In order to provide some of the computed values to other workspaces, you need to output them. To do this, create a file called outputs.tf in the same directory as above and insert the following code:

outputs.tf

output "nomad_server_public_ip" {
  value = aws_eip.nomad_server.public_ip
}
 
output "nomad_server_private_ip" {
  value = aws_instance.nomad_servers.private_ip
}
 
output "nomad_clients_private_ips" {
  value = aws_instance.nomad_clients.*.private_ip
}
 
output "nomad_clients_public_ips" {
  value = aws_instance.nomad_clients.*.public_ip
}
 
 
output "terraform_management_token" {
  value     = nomad_acl_token.terraform.secret_id
  sensitive = true
}
 
output "nomad_ui" {
  value = "http://${aws_eip.nomad_server.public_ip}:4646"
}

The directory structure should now look like this:

├── 1-nomad-infrastrcuture
│         ├── anonymous-policy.hcl
│         ├── backend.tf
│         ├── client-policy.hcl
│         ├── clients.sh
│         ├── compute.tf
│         ├── network.tf
│         ├── nomad-client-vault-backup.sh
│         ├── nomad.tf
│         ├── outputs.tf
│         ├── providers.tf
│         ├── servers.sh
│         └── variables.tf
├── 2-nomad-configuration
│         ├── backend.tf
└── 3-nomad-job-example-deployment
          └── backend.tf

3 directories, 14 files

Now you can run terraform plan and terraform apply to create these resources.

»In the next blog

This blog post showed how to deploy the infrastructure required to run Vault on Nomad.
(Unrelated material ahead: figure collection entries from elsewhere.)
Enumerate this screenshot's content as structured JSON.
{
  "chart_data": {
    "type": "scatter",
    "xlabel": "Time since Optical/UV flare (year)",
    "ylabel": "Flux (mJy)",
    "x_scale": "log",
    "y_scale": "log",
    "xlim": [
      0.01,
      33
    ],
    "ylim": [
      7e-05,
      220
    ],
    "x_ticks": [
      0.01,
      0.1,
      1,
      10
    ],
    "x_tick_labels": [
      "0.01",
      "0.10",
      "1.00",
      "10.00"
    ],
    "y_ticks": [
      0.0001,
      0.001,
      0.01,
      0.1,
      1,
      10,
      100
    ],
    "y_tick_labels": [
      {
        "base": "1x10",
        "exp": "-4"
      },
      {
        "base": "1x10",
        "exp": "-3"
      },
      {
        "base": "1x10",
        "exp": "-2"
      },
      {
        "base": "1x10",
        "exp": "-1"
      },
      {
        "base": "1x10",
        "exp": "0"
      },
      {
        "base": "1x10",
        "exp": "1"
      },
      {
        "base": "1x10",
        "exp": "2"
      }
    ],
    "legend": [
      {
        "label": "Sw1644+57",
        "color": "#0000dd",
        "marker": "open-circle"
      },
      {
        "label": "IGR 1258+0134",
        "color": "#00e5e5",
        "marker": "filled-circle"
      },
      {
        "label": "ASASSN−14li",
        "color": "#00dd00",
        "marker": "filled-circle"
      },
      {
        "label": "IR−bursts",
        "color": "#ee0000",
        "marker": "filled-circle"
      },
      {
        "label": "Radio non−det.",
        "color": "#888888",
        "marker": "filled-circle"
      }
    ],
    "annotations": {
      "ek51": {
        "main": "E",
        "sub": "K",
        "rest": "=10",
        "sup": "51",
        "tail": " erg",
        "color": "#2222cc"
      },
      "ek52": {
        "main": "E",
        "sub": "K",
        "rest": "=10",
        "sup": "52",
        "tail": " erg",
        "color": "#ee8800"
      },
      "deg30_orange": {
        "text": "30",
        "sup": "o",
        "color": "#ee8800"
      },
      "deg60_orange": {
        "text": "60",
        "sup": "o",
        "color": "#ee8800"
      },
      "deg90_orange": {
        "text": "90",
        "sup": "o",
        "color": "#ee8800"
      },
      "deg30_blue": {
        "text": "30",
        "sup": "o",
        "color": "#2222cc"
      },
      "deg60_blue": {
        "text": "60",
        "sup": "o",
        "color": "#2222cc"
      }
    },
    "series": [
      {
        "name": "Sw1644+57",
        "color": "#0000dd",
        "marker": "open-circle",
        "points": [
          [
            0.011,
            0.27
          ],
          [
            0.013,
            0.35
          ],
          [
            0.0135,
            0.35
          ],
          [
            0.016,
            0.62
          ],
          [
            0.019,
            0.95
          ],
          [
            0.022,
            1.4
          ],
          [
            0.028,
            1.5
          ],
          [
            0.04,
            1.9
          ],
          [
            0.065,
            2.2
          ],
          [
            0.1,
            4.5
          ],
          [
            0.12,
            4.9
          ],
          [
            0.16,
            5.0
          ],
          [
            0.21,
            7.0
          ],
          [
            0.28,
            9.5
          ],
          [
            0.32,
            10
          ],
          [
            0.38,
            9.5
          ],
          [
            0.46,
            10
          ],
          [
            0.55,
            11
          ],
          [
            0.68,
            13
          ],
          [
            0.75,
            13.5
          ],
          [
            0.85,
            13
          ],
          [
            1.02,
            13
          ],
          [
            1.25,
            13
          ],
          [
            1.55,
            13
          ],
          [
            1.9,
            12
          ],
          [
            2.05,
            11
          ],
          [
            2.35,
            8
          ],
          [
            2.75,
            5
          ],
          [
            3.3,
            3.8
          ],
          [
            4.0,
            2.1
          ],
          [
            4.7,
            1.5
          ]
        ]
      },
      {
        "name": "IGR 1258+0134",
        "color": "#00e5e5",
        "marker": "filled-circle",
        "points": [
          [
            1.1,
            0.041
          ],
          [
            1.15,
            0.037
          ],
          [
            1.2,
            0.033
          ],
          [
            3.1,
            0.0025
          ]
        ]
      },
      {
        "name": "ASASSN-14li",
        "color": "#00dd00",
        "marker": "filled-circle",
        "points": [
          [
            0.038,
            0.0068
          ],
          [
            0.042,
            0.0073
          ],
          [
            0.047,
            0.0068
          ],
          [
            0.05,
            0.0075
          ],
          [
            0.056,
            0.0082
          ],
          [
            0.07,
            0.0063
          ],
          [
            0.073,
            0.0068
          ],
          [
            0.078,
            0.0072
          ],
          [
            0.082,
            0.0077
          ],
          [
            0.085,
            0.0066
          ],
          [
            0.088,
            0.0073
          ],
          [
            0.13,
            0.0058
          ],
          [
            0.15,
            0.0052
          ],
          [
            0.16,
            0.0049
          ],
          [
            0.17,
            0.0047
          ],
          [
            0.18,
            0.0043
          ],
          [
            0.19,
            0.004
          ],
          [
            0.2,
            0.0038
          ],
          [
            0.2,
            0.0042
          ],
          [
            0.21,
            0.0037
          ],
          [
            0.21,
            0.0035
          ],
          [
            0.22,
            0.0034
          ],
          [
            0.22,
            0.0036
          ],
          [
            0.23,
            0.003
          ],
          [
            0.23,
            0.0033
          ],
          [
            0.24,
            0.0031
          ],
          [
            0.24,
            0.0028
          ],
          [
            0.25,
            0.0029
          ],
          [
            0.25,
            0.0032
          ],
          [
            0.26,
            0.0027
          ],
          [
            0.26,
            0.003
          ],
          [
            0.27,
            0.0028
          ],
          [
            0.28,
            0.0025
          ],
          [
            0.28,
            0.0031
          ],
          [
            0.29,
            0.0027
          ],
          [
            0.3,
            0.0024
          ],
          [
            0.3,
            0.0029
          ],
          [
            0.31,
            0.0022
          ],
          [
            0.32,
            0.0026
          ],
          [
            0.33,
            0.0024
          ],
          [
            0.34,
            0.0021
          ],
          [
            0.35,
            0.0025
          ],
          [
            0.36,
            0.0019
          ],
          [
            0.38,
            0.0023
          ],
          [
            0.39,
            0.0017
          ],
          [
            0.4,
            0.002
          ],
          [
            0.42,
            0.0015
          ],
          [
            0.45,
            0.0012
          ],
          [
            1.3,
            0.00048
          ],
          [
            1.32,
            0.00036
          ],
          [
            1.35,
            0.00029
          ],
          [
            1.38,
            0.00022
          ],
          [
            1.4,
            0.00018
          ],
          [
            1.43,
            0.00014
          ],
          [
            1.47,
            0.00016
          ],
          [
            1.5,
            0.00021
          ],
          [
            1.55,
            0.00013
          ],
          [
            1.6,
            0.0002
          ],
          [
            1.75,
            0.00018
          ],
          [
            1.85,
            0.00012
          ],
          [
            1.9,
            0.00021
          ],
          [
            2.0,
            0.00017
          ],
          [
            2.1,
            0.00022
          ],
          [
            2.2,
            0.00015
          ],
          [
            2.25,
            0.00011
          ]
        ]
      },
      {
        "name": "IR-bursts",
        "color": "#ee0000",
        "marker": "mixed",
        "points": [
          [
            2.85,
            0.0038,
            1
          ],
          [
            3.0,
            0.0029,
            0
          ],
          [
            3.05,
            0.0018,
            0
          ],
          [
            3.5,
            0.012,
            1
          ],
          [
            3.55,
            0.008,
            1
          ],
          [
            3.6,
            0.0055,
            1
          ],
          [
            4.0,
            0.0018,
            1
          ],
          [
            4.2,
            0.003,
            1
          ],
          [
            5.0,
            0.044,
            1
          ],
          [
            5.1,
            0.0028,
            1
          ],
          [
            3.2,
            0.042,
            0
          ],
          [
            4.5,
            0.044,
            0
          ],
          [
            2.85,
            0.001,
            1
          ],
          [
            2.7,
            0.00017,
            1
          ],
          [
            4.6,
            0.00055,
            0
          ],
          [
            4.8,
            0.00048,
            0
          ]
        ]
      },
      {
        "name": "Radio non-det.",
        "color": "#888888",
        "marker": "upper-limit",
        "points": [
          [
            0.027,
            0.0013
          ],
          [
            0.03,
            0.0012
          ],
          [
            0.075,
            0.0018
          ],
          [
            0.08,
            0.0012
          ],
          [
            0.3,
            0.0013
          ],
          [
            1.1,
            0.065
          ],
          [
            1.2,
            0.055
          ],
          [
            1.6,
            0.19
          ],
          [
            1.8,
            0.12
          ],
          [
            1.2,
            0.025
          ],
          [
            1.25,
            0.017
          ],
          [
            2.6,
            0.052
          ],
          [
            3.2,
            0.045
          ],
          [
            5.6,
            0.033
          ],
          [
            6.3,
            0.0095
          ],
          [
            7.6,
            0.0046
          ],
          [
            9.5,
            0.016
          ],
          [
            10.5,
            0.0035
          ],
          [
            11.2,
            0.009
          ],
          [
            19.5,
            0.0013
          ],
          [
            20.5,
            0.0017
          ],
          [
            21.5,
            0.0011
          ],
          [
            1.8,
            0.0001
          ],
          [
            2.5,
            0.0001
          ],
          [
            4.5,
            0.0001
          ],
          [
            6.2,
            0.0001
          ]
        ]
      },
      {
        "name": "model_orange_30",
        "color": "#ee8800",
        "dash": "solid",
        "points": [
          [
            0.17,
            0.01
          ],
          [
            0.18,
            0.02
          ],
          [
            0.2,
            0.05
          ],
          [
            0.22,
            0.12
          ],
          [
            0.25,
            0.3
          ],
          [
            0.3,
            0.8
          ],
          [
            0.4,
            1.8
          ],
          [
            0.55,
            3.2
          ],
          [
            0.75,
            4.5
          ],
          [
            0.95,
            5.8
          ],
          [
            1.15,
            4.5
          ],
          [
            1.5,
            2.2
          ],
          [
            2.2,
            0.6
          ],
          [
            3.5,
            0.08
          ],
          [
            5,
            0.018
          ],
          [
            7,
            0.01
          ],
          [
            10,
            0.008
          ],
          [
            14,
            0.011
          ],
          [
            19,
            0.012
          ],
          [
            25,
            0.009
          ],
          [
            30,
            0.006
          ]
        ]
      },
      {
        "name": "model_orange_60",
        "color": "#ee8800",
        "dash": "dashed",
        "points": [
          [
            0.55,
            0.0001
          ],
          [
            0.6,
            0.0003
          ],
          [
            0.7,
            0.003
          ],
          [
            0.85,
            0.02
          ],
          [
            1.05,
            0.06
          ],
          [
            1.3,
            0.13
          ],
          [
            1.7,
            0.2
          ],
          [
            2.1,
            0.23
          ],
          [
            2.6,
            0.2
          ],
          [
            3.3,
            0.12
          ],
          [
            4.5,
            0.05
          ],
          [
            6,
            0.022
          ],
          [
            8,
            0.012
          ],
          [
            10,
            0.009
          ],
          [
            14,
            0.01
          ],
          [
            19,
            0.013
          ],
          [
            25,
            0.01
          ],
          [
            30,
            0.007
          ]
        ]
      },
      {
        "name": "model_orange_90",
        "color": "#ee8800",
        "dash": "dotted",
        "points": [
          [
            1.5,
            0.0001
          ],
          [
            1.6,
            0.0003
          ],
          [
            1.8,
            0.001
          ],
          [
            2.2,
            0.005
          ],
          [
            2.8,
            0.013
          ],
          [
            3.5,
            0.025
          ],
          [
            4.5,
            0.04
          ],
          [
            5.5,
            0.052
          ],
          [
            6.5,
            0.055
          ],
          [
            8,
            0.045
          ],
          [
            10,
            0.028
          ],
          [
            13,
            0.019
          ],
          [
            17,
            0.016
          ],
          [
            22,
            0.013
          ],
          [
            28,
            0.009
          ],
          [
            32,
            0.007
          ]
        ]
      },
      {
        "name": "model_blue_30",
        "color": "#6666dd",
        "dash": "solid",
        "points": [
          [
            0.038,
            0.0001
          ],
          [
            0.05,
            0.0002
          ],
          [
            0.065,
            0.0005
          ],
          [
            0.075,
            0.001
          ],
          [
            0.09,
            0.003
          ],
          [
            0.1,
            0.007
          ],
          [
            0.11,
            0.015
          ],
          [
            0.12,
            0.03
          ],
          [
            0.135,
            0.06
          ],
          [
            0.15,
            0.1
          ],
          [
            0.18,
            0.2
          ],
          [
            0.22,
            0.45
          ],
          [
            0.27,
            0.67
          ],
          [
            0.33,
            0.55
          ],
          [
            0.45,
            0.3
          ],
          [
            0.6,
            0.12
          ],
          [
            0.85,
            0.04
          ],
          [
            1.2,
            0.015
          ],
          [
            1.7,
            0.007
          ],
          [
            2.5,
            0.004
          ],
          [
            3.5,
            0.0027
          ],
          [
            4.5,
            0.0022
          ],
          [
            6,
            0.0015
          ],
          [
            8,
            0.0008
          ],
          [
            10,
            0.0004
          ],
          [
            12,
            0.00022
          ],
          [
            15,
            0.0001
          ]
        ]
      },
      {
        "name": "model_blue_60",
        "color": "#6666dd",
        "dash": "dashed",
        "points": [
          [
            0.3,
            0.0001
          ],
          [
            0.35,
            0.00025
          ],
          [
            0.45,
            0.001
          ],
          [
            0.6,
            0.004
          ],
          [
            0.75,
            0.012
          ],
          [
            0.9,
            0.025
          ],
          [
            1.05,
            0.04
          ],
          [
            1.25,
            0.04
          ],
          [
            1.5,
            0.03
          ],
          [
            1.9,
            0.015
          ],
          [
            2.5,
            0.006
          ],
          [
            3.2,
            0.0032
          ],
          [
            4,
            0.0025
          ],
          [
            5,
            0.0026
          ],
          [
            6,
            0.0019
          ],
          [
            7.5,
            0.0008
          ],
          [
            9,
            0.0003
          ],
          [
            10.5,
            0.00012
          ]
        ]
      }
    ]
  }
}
It covered some Terraform directory structure concepts and how they relate to workspaces. It also covered deploying and configuring Nomad, as well as Nomad ACLs. Part 2 of this blog series will look at deploying Vault as a Nomad job and configuring it, while Part 3 will explore deploying some automation to assist in the day-to-day operations of Vault.